Estamos vivendo em tempo obscuro, as trevas cobrem a terra. O chamado avivamento espiritual está mais para modismo espiritual e oportunismo espiritual do que conversão genuína, movida por convicção de pecado. Estamos vivenciando um processo contínuo de relativização do absoluto e absolutização   do relativo.  No cristianismo hodierno, o mais importante é conquistar, ter, abrir o mar,  custe o que custar; romper as barreiras e levantar a bandeira como um vencedor, mesmo que custe e comprometa as verdades de Deus e a vida eterna...

Assim, temos os cristãos pobres que estão “debaixo de maldição” e os prósperos que foram “agraciados por Deus”.  A Fé tornou o maior mercado de todos os tempos.  As indulgências voltaram com uma roupagem requintada, onde muitos parecem acreditar que conseguem enganar até o próprio Deus. Os “heróis da fé“ de hoje são homens que conseguem enganar o maior numero de pessoas, manipulando-as para seu bel prazer:  concedendo-lhes força política, poder financeiro, status,  tudo em nome de Deus.

Quem disse que esses “heróis da fé” estariam  preocupados com a alma do pecador?  (.....rsrsrs), quem disse que estariam preocupados com os pobres, mendigos, descamisados, excluídos?
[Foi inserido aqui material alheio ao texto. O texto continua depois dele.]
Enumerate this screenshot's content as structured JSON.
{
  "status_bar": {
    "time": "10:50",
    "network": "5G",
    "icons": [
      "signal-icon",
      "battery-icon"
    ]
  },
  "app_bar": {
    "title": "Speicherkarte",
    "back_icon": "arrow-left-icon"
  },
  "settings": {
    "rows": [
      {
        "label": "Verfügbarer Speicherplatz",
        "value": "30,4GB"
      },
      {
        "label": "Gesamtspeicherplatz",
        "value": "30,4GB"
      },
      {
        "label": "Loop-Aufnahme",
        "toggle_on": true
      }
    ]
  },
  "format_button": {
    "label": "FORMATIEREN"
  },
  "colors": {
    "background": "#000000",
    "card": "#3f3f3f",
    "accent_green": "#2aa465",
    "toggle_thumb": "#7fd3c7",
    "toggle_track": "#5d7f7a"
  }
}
Sim,  preocupados com sua reputação,  com a receita volumosa para a “evangelização”, preocupados com o seu sucesso ministerial, preocupados com o seu divinismo mascarado, santidade luciférica, até que pesados se tornam demasiadamente  na balança e venham ser achados em falta num escândalo exponencial.

Diante da crise de modelos, referência, tais “heróis” são vistos como modelo para milhões de pessoas que almejam o episcopado, pois  são  intitulados como “homens de Deus”, homens que julgam ter  a fé de Abraão, de Gideão, Davi, Moisés... Mas os que tem a fé de Raabe, a prostituta, que ocupa lugar de destaque entres os heróis da fé na Bíblia, fé de Abél, de Enoque, fé de João Batista, de Estevão... Não servem como referencia,  por que?  A prostituta, uma coitada, Enoque Deus levou, Abel foi assassinado, João foi decapitado, Estevão apedrejado.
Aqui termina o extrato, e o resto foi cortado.